The director, Education and Communication of the ICPC, Mohammed Ashir-Baba, made the disclosure at a town hall meeting, titled ‘my constituency, my project’, organized by the commission in collaboration with National Orientation Agency, NOA, held in Kano on Tuesday.

According to him, the exercise was a huge success in the pilot states as a lot of abandoned projects were completed “or are now being completed because of the intervention by ICPC”.

Mr Ashir-Baba stated that the exercise also led to the recovery of equipment and machinery meant for the benefit of the ordinary Nigerians which were kept away and not distributed.

He added that many of such items had been distributed to the right beneficiaries.

The ICPC director further disclosed that some Nigerian lawmakers are in the habit of either using the money meant for constituency projects for their personal needs or executing projects with less amount than appropriated.

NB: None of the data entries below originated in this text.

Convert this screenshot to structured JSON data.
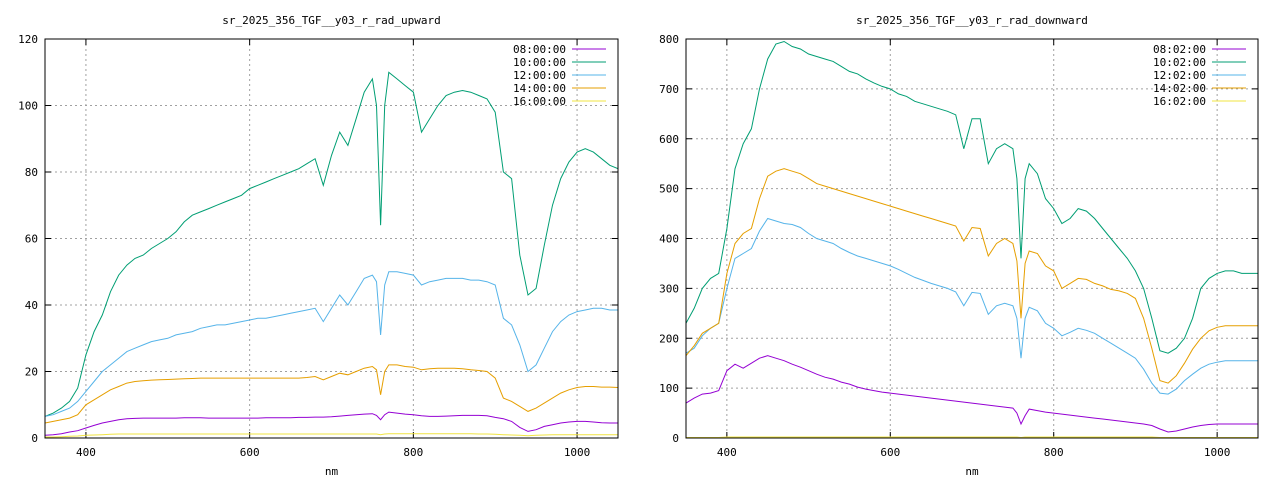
{
  "chart_data": [
    {
      "type": "line",
      "title": "sr_2025_356_TGF__y03_r_rad_upward",
      "xlabel": "nm",
      "ylabel": "",
      "xlim": [
        350,
        1050
      ],
      "ylim": [
        0,
        120
      ],
      "xticks": [
        400,
        600,
        800,
        1000
      ],
      "yticks": [
        0,
        20,
        40,
        60,
        80,
        100,
        120
      ],
      "grid": true,
      "legend_position": "top-right",
      "x": [
        350,
        360,
        370,
        380,
        390,
        400,
        410,
        420,
        430,
        440,
        450,
        460,
        470,
        480,
        490,
        500,
        510,
        520,
        530,
        540,
        550,
        560,
        570,
        580,
        590,
        600,
        610,
        620,
        630,
        640,
        650,
        660,
        670,
        680,
        690,
        700,
        710,
        720,
        730,
        740,
        750,
        755,
        760,
        765,
        770,
        780,
        790,
        800,
        810,
        820,
        830,
        840,
        850,
        860,
        870,
        880,
        890,
        900,
        910,
        920,
        930,
        940,
        950,
        960,
        970,
        980,
        990,
        1000,
        1010,
        1020,
        1030,
        1040,
        1050
      ],
      "series": [
        {
          "name": "08:00:00",
          "color": "#9400d3",
          "values": [
            0.8,
            1,
            1.3,
            1.8,
            2.2,
            3,
            3.8,
            4.5,
            5,
            5.5,
            5.8,
            5.9,
            6,
            6,
            6,
            6,
            6,
            6.1,
            6.1,
            6.1,
            6,
            6,
            6,
            6,
            6,
            6,
            6,
            6.1,
            6.1,
            6.1,
            6.1,
            6.2,
            6.2,
            6.3,
            6.3,
            6.4,
            6.6,
            6.8,
            7,
            7.2,
            7.3,
            6.8,
            5.5,
            7,
            7.8,
            7.5,
            7.2,
            7,
            6.7,
            6.5,
            6.5,
            6.6,
            6.7,
            6.8,
            6.8,
            6.8,
            6.7,
            6.2,
            5.8,
            5,
            3.2,
            2,
            2.5,
            3.5,
            4,
            4.5,
            4.8,
            5,
            5,
            4.8,
            4.6,
            4.5,
            4.5
          ]
        },
        {
          "name": "10:00:00",
          "color": "#009e73",
          "values": [
            6.5,
            7.5,
            9,
            11,
            15,
            25,
            32,
            37,
            44,
            49,
            52,
            54,
            55,
            57,
            58.5,
            60,
            62,
            65,
            67,
            68,
            69,
            70,
            71,
            72,
            73,
            75,
            76,
            77,
            78,
            79,
            80,
            81,
            82.5,
            84,
            76,
            85,
            92,
            88,
            96,
            104,
            108,
            100,
            64,
            100,
            110,
            108,
            106,
            104,
            92,
            96,
            100,
            103,
            104,
            104.5,
            104,
            103,
            102,
            98,
            80,
            78,
            55,
            43,
            45,
            58,
            70,
            78,
            83,
            86,
            87,
            86,
            84,
            82,
            81
          ]
        },
        {
          "name": "12:00:00",
          "color": "#56b4e9",
          "values": [
            6.5,
            7,
            8,
            9,
            11,
            14,
            17,
            20,
            22,
            24,
            26,
            27,
            28,
            29,
            29.5,
            30,
            31,
            31.5,
            32,
            33,
            33.5,
            34,
            34,
            34.5,
            35,
            35.5,
            36,
            36,
            36.5,
            37,
            37.5,
            38,
            38.5,
            39,
            35,
            39,
            43,
            40,
            44,
            48,
            49,
            47,
            31,
            46,
            50,
            50,
            49.5,
            49,
            46,
            47,
            47.5,
            48,
            48,
            48,
            47.5,
            47.5,
            47,
            46,
            36,
            34,
            28,
            20,
            22,
            27,
            32,
            35,
            37,
            38,
            38.5,
            39,
            39,
            38.5,
            38.5
          ]
        },
        {
          "name": "14:00:00",
          "color": "#e69f00",
          "values": [
            4.5,
            5,
            5.5,
            6,
            7,
            10,
            11.5,
            13,
            14.5,
            15.5,
            16.5,
            17,
            17.2,
            17.4,
            17.5,
            17.6,
            17.7,
            17.8,
            17.9,
            18,
            18,
            18,
            18,
            18,
            18,
            18,
            18,
            18,
            18,
            18,
            18,
            18,
            18.2,
            18.5,
            17.5,
            18.5,
            19.5,
            19,
            20,
            21,
            21.5,
            20.5,
            13,
            20,
            22,
            22,
            21.5,
            21.3,
            20.5,
            20.8,
            21,
            21,
            21,
            20.8,
            20.5,
            20.3,
            20,
            18,
            12,
            11,
            9.5,
            8,
            9,
            10.5,
            12,
            13.5,
            14.5,
            15.2,
            15.5,
            15.5,
            15.3,
            15.3,
            15.2
          ]
        },
        {
          "name": "16:00:00",
          "color": "#f0e442",
          "values": [
            0.3,
            0.3,
            0.4,
            0.5,
            0.6,
            0.8,
            0.9,
            1,
            1.1,
            1.2,
            1.2,
            1.2,
            1.2,
            1.2,
            1.2,
            1.2,
            1.2,
            1.2,
            1.2,
            1.2,
            1.2,
            1.2,
            1.2,
            1.2,
            1.2,
            1.2,
            1.2,
            1.2,
            1.2,
            1.2,
            1.2,
            1.2,
            1.2,
            1.2,
            1.2,
            1.2,
            1.2,
            1.2,
            1.2,
            1.2,
            1.2,
            1.2,
            1,
            1.2,
            1.3,
            1.3,
            1.3,
            1.3,
            1.3,
            1.3,
            1.3,
            1.3,
            1.3,
            1.3,
            1.3,
            1.2,
            1.2,
            1.1,
            1,
            0.9,
            0.8,
            0.7,
            0.8,
            0.9,
            1,
            1,
            1,
            1,
            1,
            1,
            1,
            1,
            1
          ]
        }
      ]
    },
    {
      "type": "line",
      "title": "sr_2025_356_TGF__y03_r_rad_downward",
      "xlabel": "nm",
      "ylabel": "",
      "xlim": [
        350,
        1050
      ],
      "ylim": [
        0,
        800
      ],
      "xticks": [
        400,
        600,
        800,
        1000
      ],
      "yticks": [
        0,
        100,
        200,
        300,
        400,
        500,
        600,
        700,
        800
      ],
      "grid": true,
      "legend_position": "top-right",
      "x": [
        350,
        360,
        370,
        380,
        390,
        400,
        410,
        420,
        430,
        440,
        450,
        460,
        470,
        480,
        490,
        500,
        510,
        520,
        530,
        540,
        550,
        560,
        570,
        580,
        590,
        600,
        610,
        620,
        630,
        640,
        650,
        660,
        670,
        680,
        690,
        700,
        710,
        720,
        730,
        740,
        750,
        755,
        760,
        765,
        770,
        780,
        790,
        800,
        810,
        820,
        830,
        840,
        850,
        860,
        870,
        880,
        890,
        900,
        910,
        920,
        930,
        940,
        950,
        960,
        970,
        980,
        990,
        1000,
        1010,
        1020,
        1030,
        1040,
        1050
      ],
      "series": [
        {
          "name": "08:02:00",
          "color": "#9400d3",
          "values": [
            70,
            80,
            88,
            90,
            95,
            135,
            148,
            140,
            150,
            160,
            165,
            160,
            155,
            148,
            142,
            135,
            128,
            122,
            118,
            112,
            108,
            102,
            98,
            95,
            92,
            90,
            88,
            86,
            84,
            82,
            80,
            78,
            76,
            74,
            72,
            70,
            68,
            66,
            64,
            62,
            60,
            50,
            28,
            45,
            58,
            55,
            52,
            50,
            48,
            46,
            44,
            42,
            40,
            38,
            36,
            34,
            32,
            30,
            28,
            25,
            18,
            12,
            14,
            18,
            22,
            25,
            27,
            28,
            28,
            28,
            28,
            28,
            28
          ]
        },
        {
          "name": "10:02:00",
          "color": "#009e73",
          "values": [
            230,
            260,
            300,
            320,
            330,
            420,
            540,
            590,
            620,
            700,
            760,
            790,
            795,
            785,
            780,
            770,
            765,
            760,
            755,
            745,
            735,
            730,
            720,
            712,
            705,
            700,
            690,
            685,
            675,
            670,
            665,
            660,
            655,
            648,
            580,
            640,
            640,
            550,
            580,
            590,
            580,
            520,
            360,
            520,
            550,
            530,
            480,
            460,
            430,
            440,
            460,
            455,
            440,
            420,
            400,
            380,
            360,
            335,
            300,
            240,
            175,
            170,
            180,
            200,
            240,
            300,
            320,
            330,
            335,
            335,
            330,
            330,
            330
          ]
        },
        {
          "name": "12:02:00",
          "color": "#56b4e9",
          "values": [
            170,
            180,
            205,
            220,
            230,
            300,
            360,
            370,
            380,
            415,
            440,
            435,
            430,
            428,
            422,
            410,
            400,
            395,
            390,
            380,
            372,
            365,
            360,
            355,
            350,
            345,
            338,
            330,
            322,
            316,
            310,
            305,
            300,
            293,
            265,
            292,
            290,
            248,
            265,
            270,
            265,
            240,
            160,
            240,
            262,
            255,
            230,
            220,
            205,
            212,
            220,
            216,
            210,
            200,
            190,
            180,
            170,
            160,
            138,
            110,
            90,
            88,
            98,
            115,
            128,
            140,
            148,
            152,
            155,
            155,
            155,
            155,
            155
          ]
        },
        {
          "name": "14:02:00",
          "color": "#e69f00",
          "values": [
            165,
            185,
            210,
            220,
            230,
            330,
            390,
            410,
            420,
            480,
            525,
            535,
            540,
            535,
            530,
            520,
            510,
            505,
            500,
            495,
            490,
            485,
            480,
            475,
            470,
            465,
            460,
            455,
            450,
            445,
            440,
            435,
            430,
            425,
            395,
            422,
            420,
            365,
            390,
            400,
            390,
            355,
            240,
            350,
            375,
            370,
            345,
            335,
            300,
            310,
            320,
            318,
            310,
            305,
            298,
            295,
            290,
            280,
            240,
            180,
            115,
            110,
            125,
            150,
            178,
            200,
            215,
            222,
            225,
            225,
            225,
            225,
            225
          ]
        },
        {
          "name": "16:02:00",
          "color": "#f0e442",
          "values": [
            1,
            1,
            1,
            1,
            1,
            2,
            2,
            2,
            2,
            2,
            2,
            2,
            2,
            2,
            2,
            2,
            2,
            2,
            2,
            2,
            2,
            2,
            2,
            2,
            2,
            2,
            2,
            2,
            2,
            2,
            2,
            2,
            2,
            2,
            2,
            2,
            2,
            2,
            2,
            2,
            2,
            2,
            1,
            2,
            2,
            2,
            2,
            2,
            2,
            2,
            2,
            2,
            2,
            2,
            2,
            2,
            2,
            2,
            2,
            2,
            1,
            1,
            1,
            1,
            1,
            1,
            1,
            1,
            1,
            1,
            1,
            1,
            1
          ]
        }
      ]
    }
  ]
}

“We have found a lawmaker who bought a luxury car for himself as a constituency project. We have also discovered some trucks bought by one representative as a constituency project but diverted some of them to his farm.

“Some lawmakers would say they will provide empowerment for their constituents but they end up providing less than the money they have collected for that.

“This is why we have introduced this initiative in order to stop corruption in the projects executed by the government to ensure they are executed or done satisfactorily,” he said.

Earlier in his remark, the director, National Orientation Agency NOA, Kano Office, Lawan Haruna, said it is a duty over his agency to sensitize the general public about the importance of monitoring constituency projects in communities and report any suspecting dubious act of such provision.

“People should be fully aware that all the projects are executed with government money, not lawmakers’ as many previously thought and expected,” he said.